Yesterday I was away from the hill having a rest and avoiding the Glastonbury festival traffic, walking was the best option if I wanted to go out. Today saw me back on hill with the butterflies and when I arrived I looked at yesterday’s transect data which showed that numbers were still good which was pleasing.
Overnight and first thing this morning Collard Hill saw something that it hasn’t seen for a good 10 days!! RAIN, I have forgotten how greasy and slippery the slopes become with rain, flailing arms and bodies sliding around the hill side could be seen from early on, and that was just me!! When I arrived on site, two visitors were already on the eastern slope, I found out that they had been on site since 5am and at 9,15am they still hadn’t seen any sign of a Large Blue. Marbled White’s were on the wing, but with heavy cloud and rain looking imminent I was not that hopeful of finding any Large Blue’s for a while, I checked on the western slope around the gorse bushes and I flushed out 3 individuals. I trotted off to tell the visitors that their best chance was there, they duly followed and we soon found a couple of Large Blue’s again.

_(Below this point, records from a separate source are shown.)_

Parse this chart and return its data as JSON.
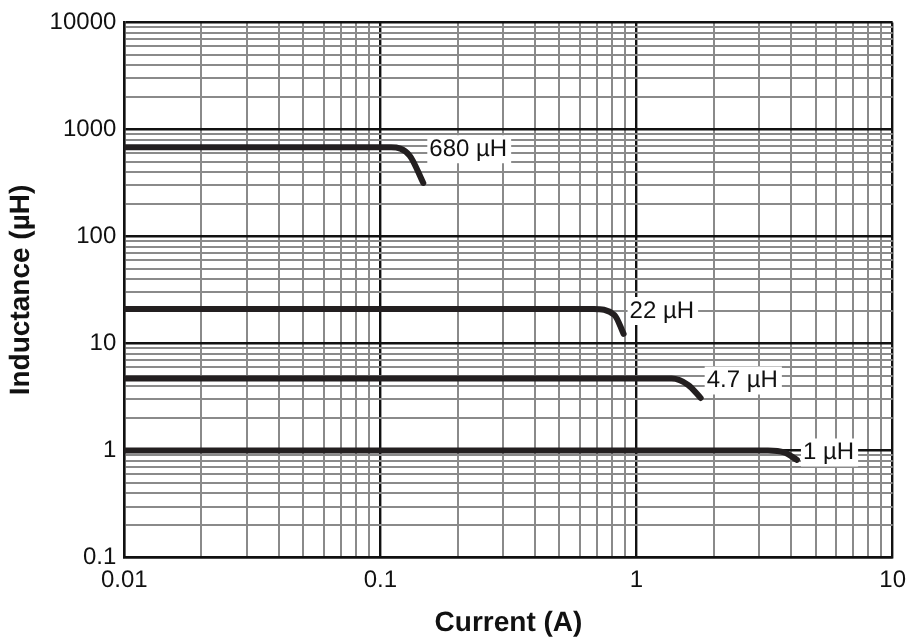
{
  "chart_data": {
    "type": "line",
    "xlabel": "Current (A)",
    "ylabel": "Inductance (µH)",
    "log": "xy",
    "grid": true,
    "legend": false,
    "marker": "none",
    "line_style": "solid",
    "xlim": [
      0.01,
      10
    ],
    "ylim": [
      0.1,
      10000
    ],
    "xticks": [
      0.01,
      {
        "value": 0.02,
        "label": null
      },
      {
        "value": 0.03,
        "label": null
      },
      {
        "value": 0.04,
        "label": null
      },
      {
        "value": 0.05,
        "label": null
      },
      {
        "value": 0.06,
        "label": null
      },
      {
        "value": 0.07,
        "label": null
      },
      {
        "value": 0.08,
        "label": null
      },
      {
        "value": 0.09,
        "label": null
      },
      0.1,
      {
        "value": 0.2,
        "label": null
      },
      {
        "value": 0.3,
        "label": null
      },
      {
        "value": 0.4,
        "label": null
      },
      {
        "value": 0.5,
        "label": null
      },
      {
        "value": 0.6,
        "label": null
      },
      {
        "value": 0.7,
        "label": null
      },
      {
        "value": 0.8,
        "label": null
      },
      {
        "value": 0.9,
        "label": null
      },
      1,
      {
        "value": 2,
        "label": null
      },
      {
        "value": 3,
        "label": null
      },
      {
        "value": 4,
        "label": null
      },
      {
        "value": 5,
        "label": null
      },
      {
        "value": 6,
        "label": null
      },
      {
        "value": 7,
        "label": null
      },
      {
        "value": 8,
        "label": null
      },
      {
        "value": 9,
        "label": null
      },
      10
    ],
    "yticks": [
      0.1,
      {
        "value": 0.2,
        "label": null
      },
      {
        "value": 0.3,
        "label": null
      },
      {
        "value": 0.4,
        "label": null
      },
      {
        "value": 0.5,
        "label": null
      },
      {
        "value": 0.6,
        "label": null
      },
      {
        "value": 0.7,
        "label": null
      },
      {
        "value": 0.8,
        "label": null
      },
      {
        "value": 0.9,
        "label": null
      },
      1,
      {
        "value": 2,
        "label": null
      },
      {
        "value": 3,
        "label": null
      },
      {
        "value": 4,
        "label": null
      },
      {
        "value": 5,
        "label": null
      },
      {
        "value": 6,
        "label": null
      },
      {
        "value": 7,
        "label": null
      },
      {
        "value": 8,
        "label": null
      },
      {
        "value": 9,
        "label": null
      },
      10,
      {
        "value": 20,
        "label": null
      },
      {
        "value": 30,
        "label": null
      },
      {
        "value": 40,
        "label": null
      },
      {
        "value": 50,
        "label": null
      },
      {
        "value": 60,
        "label": null
      },
      {
        "value": 70,
        "label": null
      },
      {
        "value": 80,
        "label": null
      },
      {
        "value": 90,
        "label": null
      },
      100,
      {
        "value": 200,
        "label": null
      },
      {
        "value": 300,
        "label": null
      },
      {
        "value": 400,
        "label": null
      },
      {
        "value": 500,
        "label": null
      },
      {
        "value": 600,
        "label": null
      },
      {
        "value": 700,
        "label": null
      },
      {
        "value": 800,
        "label": null
      },
      {
        "value": 900,
        "label": null
      },
      1000,
      {
        "value": 2000,
        "label": null
      },
      {
        "value": 3000,
        "label": null
      },
      {
        "value": 4000,
        "label": null
      },
      {
        "value": 5000,
        "label": null
      },
      {
        "value": 6000,
        "label": null
      },
      {
        "value": 7000,
        "label": null
      },
      {
        "value": 8000,
        "label": null
      },
      {
        "value": 9000,
        "label": null
      },
      10000
    ],
    "series": [
      {
        "name": "680 µH",
        "color": "#231f20",
        "x": [
          0.01,
          0.11,
          0.13,
          0.147
        ],
        "values": [
          680,
          680,
          570,
          316
        ]
      },
      {
        "name": "22 µH",
        "color": "#231f20",
        "x": [
          0.01,
          0.68,
          0.82,
          0.89
        ],
        "values": [
          21,
          21,
          18.5,
          12.3
        ]
      },
      {
        "name": "4.7 µH",
        "color": "#231f20",
        "x": [
          0.01,
          1.37,
          1.59,
          1.78
        ],
        "values": [
          4.7,
          4.7,
          4.1,
          3.1
        ]
      },
      {
        "name": "1 µH",
        "color": "#231f20",
        "x": [
          0.01,
          3.26,
          3.77,
          4.23
        ],
        "values": [
          1,
          1,
          0.96,
          0.82
        ]
      }
    ]
  }
}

After a good shower of rain the sun started to emerge around 11.15am, I decided to walk the transect to see what was happening across the site and recorded good numbers (13) considering the weather. By the time I finished my walk I was wishing I had packed my shorts it was very humid and hot once again. Time to find the sun cream and water.
It is amazing how a tiny bit of sun can suddenly cause a mass emergence of butterflies, that you couldn’t find 10 minutes before. 43 Marbled White’s were recorded on the transect, I think that is the most this year so far, they are not as affected by the dull weather as Large Blue’s are.
The Large Blue’s continued to fly well during the breaks of sun and egg laying females could be found although even they were moving around quickly taking advantage of the breaks in the weather, at one point we had one female being chased around a nettle patch by 2 Large Blue’s and a Meadow Brown. The afternoon, from around 2.30pm, slowed down with individuals being found if you walked searching the slopes, checking the Wild Thyme patches was a good ploy.
The site is still feeling alive not only with butterflies but floristically as well, the Field Scabious are looking great, the Clustered Bell flowers are still fresh and there are lovely big patches of pink Wild Thyme dotted around, along with a good showing of yellow in the form of Rock Rose, Hawkweeds, Hawkbits and Bird’s Foot Trefoil.
So when you visit Collard Hill there are many delights for you to see, I hope to greet you in the near future.